L’ipertono oculare si diagnostica durante una visita oculistica di routine grazie al tonometro, uno strumento dotato di una sonda molto leggera grazie alla quale lo screening risulta rapido e indolore. «Nella maggior parte dei casi, l’aumento della pressione oculare esordisce dopo i 40 anni per cause ancora sconosciute, quindi non esistono abitudini o comportamenti quotidiani realmente efficaci», ammette il dottor Spedale.

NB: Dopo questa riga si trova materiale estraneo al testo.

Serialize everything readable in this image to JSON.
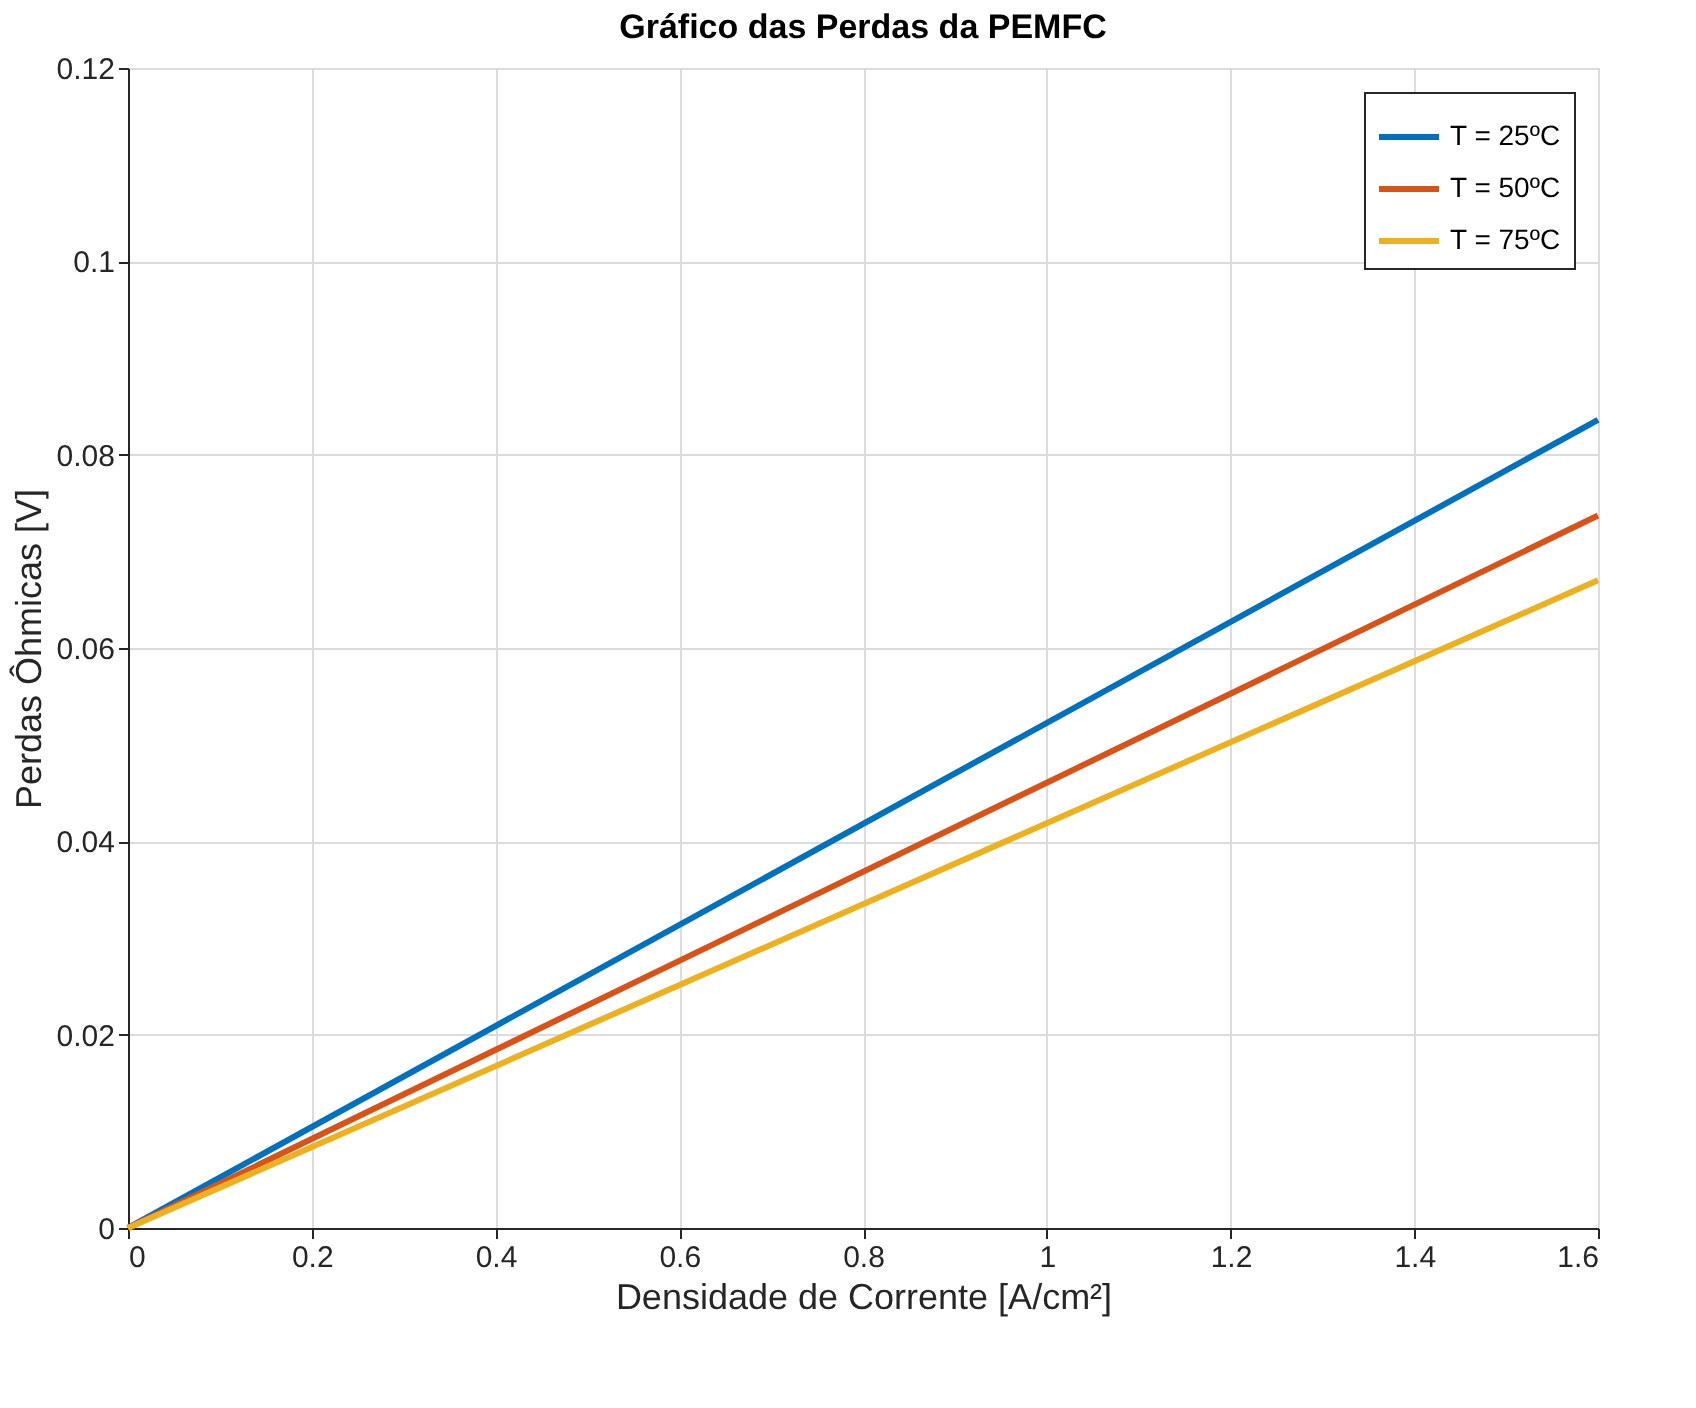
{
  "chart_data": {
    "type": "line",
    "title": "Gráfico das Perdas da PEMFC",
    "xlabel": "Densidade de Corrente [A/cm²]",
    "ylabel": "Perdas Ôhmicas [V]",
    "x": [
      0,
      1.6
    ],
    "series": [
      {
        "name": "T = 25ºC",
        "color": "#0072bd",
        "values": [
          0,
          0.0836
        ]
      },
      {
        "name": "T = 50ºC",
        "color": "#d95319",
        "values": [
          0,
          0.0737
        ]
      },
      {
        "name": "T = 75ºC",
        "color": "#edb120",
        "values": [
          0,
          0.067
        ]
      }
    ],
    "xlim": [
      0,
      1.6
    ],
    "xticks": [
      0,
      0.2,
      0.4,
      0.6,
      0.8,
      1,
      1.2,
      1.4,
      1.6
    ],
    "ylim": [
      0,
      0.12
    ],
    "yticks": [
      0,
      0.02,
      0.04,
      0.06,
      0.08,
      0.1,
      0.12
    ],
    "grid": true,
    "legend": "top right",
    "line_style": "solid"
  }
}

«In compenso, un grande vantaggio si può ottenere dalla prevenzione secondaria, che significa diagnosi precoce: da 40-45 anni in poi, è fondamentale sottoporsi ogni anno a un controllo. Ma è importante che sia l’oculista e non un ottico a misurare la pressione oculare. Mentre il primo utilizza un tonometro ad applanazione, il secondo sfrutta quello a soffio: la differenza non sta soltanto nel tipo di esame, comunque rapido e indolore in entrambi i casi, ma nel fatto che spesso il secondo sopravvaluta il tono oculare, per cui la misurazione può non essere attendibile».


Come si corregge

Una volta diagnosticato il problema, si tenta di rallentare l’evoluzione della malattia con l’instillazione di uno o più colliri, in modo regolare e senza sospensioni, che consentono di abbassare la pressione oculare. «Qualora gli interventi farmacologici non siano sufficienti, si può valutare la terapia chirurgica. Oggi esistono diverse metodiche che permettono di creare una via alternativa per il deflusso dell’umor acqueo», descrive l’esperto, «ma deve sempre essere lo specialista a stabilire caso per caso il trattamento da seguire, dopo averne discusso con il paziente. Per esempio, ci sono casi in cui il solo aumento di pressione, non accompagnato da un’alterazione del campo visivo e dalla modificazione anatomica della testa del nervo ottico, può richiedere un semplice monitoraggio periodico. Conta anche l’età del paziente, tenendo conto che un glaucoma non trattato porta alla cecità nell’arco di trent’anni».